Jean Vanier, son of General Georges Vanier, the first French-speaking Governor General of Canada, and Pauline Archer, was born on September 10, 1928, in Geneva, Switzerland, where his father was serving at the League of Nations.
Jean completed most of his studies in England, where his family lived until the Second World War broke out in 1939. In 1941, the Vanier family returned to Canada, and the following year, Jean returned to England to enter the Royal Naval College in England as a naval cadet. He was too young to join the fighting, but after the war he helped his mother, who was working with concentration camp survivors for the Red Cross. He received his commission in 1945 and joined the Canadian Navy, later serving onboard the aircraft carrier HMCS Magnificent.
In 1950, Jean left a promising military career to study at the Catholic Institute of Paris, living in and then becoming director of Eau Vive, a lay community near Paris. Jean then spent a year at the Trappist monastery of Notre-Dame-de-Bellefontaine in France, another on a farm, and two years at Fatima. In 1962, having received his doctorate in philosophy, Jean began teaching at St. Michael’s College in Toronto. Still thirsting to answer God’s call, he returned to Paris to join his former teacher and spiritual mentor Father Thomas Philippe, a Dominican chaplain at an institution for the mentally disabled in Trosly-Breuil. Feeling called by God to give his life to “the least of these,” Jean bought a dilapidated house in Trosly and moved in on August 5, 1964, together with Philippe Seux and Raphaël Simi, who had previously been living in a psychiatric institution—L’Arche was born.

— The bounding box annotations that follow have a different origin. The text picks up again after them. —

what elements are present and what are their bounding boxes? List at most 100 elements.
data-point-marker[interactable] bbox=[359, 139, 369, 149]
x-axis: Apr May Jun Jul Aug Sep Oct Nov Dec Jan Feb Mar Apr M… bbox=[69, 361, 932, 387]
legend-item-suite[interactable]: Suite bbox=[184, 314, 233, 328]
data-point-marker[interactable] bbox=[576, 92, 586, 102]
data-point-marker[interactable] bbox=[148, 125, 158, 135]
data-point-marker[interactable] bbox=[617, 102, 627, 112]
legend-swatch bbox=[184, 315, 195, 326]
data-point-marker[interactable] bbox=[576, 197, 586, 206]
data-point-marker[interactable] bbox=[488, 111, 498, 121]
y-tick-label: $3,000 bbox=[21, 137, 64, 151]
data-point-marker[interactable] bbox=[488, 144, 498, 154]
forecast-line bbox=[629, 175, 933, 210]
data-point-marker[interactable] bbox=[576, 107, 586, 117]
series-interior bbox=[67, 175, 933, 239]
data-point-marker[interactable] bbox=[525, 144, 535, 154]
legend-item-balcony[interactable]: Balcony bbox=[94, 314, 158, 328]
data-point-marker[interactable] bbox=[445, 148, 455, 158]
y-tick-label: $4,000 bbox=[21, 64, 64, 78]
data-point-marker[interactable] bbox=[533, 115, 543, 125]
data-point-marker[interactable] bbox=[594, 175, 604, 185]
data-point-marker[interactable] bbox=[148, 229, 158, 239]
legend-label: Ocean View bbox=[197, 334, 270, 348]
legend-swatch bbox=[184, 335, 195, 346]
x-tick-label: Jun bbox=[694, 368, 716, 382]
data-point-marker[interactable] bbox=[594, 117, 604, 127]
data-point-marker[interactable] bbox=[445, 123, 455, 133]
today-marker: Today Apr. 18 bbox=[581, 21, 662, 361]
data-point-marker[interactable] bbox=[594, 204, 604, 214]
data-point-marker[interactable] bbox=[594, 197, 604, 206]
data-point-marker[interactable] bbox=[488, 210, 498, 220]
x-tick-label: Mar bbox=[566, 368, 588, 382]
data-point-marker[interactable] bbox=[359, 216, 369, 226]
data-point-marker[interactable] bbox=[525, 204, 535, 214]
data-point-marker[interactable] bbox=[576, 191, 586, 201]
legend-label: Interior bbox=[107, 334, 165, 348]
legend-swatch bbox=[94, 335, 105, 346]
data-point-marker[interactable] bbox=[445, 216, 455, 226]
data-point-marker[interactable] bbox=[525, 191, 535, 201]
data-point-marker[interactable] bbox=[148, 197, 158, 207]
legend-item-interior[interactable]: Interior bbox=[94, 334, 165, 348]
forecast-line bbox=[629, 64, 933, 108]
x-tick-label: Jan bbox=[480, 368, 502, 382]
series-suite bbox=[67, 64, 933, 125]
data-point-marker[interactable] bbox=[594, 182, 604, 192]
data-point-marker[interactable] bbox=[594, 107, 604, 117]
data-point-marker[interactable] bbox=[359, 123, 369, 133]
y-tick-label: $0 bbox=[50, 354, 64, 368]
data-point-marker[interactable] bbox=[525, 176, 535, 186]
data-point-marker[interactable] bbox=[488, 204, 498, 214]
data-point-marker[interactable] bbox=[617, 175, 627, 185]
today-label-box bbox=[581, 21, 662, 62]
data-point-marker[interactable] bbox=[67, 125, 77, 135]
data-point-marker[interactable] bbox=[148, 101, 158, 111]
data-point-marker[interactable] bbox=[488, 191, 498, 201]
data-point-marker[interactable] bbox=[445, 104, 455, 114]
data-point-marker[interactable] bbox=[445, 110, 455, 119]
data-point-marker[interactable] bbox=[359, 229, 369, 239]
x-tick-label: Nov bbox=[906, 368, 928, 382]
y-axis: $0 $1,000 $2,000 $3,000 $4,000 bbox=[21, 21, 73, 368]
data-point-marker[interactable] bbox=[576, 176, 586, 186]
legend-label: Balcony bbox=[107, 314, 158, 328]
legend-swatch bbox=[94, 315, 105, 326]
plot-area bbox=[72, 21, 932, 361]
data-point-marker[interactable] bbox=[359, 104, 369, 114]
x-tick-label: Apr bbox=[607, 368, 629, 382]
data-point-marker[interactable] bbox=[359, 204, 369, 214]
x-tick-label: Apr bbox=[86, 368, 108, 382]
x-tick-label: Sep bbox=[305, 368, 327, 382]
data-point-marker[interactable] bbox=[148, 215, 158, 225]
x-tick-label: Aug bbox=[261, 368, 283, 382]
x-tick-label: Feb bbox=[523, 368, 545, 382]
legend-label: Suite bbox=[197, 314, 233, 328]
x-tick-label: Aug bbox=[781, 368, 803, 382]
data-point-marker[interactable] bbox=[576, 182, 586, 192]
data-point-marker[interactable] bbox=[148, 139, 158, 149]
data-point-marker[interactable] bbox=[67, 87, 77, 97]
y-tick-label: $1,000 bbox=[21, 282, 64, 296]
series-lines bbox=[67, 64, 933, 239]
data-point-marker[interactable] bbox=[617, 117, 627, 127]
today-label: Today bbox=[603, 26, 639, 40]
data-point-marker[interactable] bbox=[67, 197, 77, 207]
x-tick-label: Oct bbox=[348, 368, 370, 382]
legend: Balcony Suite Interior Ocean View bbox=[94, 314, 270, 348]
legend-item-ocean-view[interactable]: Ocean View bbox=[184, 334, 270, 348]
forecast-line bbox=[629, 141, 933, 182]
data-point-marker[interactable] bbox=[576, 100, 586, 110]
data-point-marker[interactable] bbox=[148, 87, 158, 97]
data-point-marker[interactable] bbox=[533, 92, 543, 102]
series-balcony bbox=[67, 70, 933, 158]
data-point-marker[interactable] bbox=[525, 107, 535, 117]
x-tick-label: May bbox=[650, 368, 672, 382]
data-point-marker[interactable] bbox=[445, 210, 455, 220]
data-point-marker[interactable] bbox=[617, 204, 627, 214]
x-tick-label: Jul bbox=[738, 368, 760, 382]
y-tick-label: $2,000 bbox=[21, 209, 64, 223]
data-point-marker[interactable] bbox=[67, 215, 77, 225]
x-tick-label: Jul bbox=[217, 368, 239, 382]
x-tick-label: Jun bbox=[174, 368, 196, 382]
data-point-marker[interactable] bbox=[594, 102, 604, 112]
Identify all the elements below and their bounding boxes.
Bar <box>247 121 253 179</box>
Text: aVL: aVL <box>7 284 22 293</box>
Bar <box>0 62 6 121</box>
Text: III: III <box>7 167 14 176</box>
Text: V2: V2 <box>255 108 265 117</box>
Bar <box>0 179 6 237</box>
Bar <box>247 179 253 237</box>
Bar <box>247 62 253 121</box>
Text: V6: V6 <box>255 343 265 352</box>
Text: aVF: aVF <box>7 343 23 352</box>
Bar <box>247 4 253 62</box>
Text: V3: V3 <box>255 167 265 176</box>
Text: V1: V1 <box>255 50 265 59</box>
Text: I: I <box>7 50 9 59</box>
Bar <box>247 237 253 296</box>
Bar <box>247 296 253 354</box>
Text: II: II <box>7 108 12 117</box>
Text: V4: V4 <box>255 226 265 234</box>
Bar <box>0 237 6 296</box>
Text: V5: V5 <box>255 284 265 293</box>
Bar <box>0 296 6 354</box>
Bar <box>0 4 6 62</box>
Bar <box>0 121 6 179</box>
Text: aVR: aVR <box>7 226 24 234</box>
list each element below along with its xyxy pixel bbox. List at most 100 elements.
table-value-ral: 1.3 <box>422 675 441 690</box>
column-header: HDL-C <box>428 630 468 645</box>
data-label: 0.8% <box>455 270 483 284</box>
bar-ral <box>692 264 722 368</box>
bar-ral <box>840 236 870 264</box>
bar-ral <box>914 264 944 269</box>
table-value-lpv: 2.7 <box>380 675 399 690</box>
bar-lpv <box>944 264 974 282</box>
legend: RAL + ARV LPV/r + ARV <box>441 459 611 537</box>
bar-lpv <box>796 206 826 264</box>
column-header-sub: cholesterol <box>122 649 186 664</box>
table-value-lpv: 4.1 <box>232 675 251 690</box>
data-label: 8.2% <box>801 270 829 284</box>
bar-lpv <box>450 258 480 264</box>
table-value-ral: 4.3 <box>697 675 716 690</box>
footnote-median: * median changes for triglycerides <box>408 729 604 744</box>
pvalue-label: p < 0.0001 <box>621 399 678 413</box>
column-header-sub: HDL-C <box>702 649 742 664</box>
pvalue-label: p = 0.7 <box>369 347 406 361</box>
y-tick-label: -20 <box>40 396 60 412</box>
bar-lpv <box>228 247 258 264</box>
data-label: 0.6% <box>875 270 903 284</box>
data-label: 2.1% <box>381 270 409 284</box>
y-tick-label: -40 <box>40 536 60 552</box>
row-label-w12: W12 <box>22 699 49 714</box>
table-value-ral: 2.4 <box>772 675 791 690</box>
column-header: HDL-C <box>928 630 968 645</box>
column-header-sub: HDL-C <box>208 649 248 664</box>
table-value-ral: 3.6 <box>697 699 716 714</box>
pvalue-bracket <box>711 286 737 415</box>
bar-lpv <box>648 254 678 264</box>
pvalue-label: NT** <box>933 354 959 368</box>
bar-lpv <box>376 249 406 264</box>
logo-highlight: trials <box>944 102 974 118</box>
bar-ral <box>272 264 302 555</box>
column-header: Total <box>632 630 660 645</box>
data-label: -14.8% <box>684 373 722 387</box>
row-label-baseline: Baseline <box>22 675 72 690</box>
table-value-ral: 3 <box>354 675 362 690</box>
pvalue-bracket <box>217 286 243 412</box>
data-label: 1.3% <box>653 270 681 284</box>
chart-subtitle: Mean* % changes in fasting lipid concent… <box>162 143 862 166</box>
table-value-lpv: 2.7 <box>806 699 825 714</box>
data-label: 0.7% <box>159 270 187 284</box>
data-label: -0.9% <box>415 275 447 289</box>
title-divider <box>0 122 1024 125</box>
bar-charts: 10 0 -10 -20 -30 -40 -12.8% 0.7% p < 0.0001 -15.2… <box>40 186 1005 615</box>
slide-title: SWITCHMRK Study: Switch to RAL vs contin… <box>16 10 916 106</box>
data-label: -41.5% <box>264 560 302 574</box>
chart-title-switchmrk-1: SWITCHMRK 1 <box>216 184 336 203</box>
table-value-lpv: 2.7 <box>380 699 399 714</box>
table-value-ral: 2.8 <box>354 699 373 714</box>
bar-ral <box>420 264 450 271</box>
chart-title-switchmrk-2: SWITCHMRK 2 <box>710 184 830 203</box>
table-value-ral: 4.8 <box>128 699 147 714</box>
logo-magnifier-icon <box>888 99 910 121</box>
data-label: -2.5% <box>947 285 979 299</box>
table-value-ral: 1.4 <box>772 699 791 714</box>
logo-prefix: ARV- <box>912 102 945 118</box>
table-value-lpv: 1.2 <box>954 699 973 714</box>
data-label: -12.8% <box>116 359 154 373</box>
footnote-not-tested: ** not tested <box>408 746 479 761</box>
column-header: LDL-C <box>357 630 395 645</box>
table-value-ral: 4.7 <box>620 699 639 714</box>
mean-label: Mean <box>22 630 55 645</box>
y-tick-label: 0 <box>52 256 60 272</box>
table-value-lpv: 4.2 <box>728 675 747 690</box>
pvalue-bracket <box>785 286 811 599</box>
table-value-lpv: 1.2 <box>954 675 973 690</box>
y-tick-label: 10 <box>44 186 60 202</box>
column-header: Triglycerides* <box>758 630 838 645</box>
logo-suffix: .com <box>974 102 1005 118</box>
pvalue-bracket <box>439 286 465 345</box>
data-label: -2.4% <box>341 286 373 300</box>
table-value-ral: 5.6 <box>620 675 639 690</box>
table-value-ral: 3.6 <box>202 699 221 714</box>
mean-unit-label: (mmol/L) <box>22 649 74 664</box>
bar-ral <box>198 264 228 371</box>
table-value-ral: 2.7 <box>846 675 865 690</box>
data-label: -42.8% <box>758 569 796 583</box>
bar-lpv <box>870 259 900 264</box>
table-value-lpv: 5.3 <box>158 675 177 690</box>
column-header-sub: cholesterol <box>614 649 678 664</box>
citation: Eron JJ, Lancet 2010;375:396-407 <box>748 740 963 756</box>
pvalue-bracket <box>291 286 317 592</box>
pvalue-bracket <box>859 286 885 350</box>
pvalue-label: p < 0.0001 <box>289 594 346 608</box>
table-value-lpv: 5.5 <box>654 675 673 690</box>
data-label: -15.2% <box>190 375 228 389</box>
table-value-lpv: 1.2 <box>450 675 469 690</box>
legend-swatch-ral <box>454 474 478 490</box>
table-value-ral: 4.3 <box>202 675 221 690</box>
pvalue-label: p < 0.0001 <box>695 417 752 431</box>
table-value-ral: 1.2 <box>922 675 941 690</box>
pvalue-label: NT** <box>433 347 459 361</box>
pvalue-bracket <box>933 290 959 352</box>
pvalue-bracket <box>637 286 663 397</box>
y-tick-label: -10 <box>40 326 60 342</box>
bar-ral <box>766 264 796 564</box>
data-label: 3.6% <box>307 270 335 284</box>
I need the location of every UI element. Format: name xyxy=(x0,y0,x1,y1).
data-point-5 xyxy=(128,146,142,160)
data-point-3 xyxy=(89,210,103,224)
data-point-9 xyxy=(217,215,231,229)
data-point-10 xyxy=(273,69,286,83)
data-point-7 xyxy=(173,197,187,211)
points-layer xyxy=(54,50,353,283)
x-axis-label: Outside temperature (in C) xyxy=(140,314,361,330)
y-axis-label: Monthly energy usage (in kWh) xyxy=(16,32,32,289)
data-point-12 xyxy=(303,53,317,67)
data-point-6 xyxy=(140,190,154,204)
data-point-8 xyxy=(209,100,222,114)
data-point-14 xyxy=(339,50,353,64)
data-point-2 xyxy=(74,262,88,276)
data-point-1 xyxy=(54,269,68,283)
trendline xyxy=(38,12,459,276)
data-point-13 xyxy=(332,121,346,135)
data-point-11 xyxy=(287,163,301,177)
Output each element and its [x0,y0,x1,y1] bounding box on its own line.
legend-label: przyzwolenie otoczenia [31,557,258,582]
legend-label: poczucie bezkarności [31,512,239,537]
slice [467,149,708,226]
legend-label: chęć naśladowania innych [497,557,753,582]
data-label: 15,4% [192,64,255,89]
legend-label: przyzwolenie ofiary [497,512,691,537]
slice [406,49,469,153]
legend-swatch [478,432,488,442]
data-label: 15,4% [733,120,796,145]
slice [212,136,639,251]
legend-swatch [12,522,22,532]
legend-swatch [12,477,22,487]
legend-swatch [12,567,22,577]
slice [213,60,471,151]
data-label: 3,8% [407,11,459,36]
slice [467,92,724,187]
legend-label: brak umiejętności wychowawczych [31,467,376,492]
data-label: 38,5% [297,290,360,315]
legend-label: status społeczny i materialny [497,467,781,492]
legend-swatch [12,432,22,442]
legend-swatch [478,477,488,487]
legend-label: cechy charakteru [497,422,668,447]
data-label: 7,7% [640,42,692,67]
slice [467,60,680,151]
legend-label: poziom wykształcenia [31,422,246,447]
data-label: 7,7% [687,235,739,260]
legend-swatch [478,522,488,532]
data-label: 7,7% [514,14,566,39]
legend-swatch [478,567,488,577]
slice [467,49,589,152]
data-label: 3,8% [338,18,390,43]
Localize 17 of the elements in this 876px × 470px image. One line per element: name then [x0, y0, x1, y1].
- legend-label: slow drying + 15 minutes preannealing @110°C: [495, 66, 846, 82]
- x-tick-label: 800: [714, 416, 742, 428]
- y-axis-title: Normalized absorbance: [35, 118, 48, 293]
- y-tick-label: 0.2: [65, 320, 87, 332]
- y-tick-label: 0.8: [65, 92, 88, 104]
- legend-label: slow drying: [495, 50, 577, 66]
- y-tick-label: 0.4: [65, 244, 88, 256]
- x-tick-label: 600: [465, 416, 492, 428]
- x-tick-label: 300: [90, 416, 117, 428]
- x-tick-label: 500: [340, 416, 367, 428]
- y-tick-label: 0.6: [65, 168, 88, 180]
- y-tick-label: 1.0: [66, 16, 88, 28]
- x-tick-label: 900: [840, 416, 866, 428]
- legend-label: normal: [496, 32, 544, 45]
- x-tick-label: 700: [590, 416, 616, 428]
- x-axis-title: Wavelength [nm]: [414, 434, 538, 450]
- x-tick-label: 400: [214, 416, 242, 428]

Living with Philippe and Raphaël transformed Jean’s life. The once independent man of action was called to listen. “By touching the fragility and suffering of the mentally disabled, by receiving their confidence, I discovered a new source of tenderness in myself. They awakened a part of my being that until then had been underdeveloped. It opened me up to another world—the world of the heart, vulnerability, and communion,” he says.
As Jean began traveling and speaking about his own life-changing experience, other L’Arche communities sprang up around the world. In the 1970s, they together formed the International Federation of L’Arche Communities, comprising 131 communities in 34 countries. Jean also founded the movements Faith and Sharing and, with Marie-Héléne Mathieu, Faith and Light in 1968, as well as the student program Intercordia in 2002. Jean has written numerous books based on human fragility, compassion, reconciliation, and the importance of celebrating our humanity together. In the early 80s, Jean stepped down as leader of L’Arche in Trosly-Breuil and the International Federation of L'Arche Communities, though he still lives at the original Trosly community and travels the world giving talks and retreats while visiting other L’Arche communities.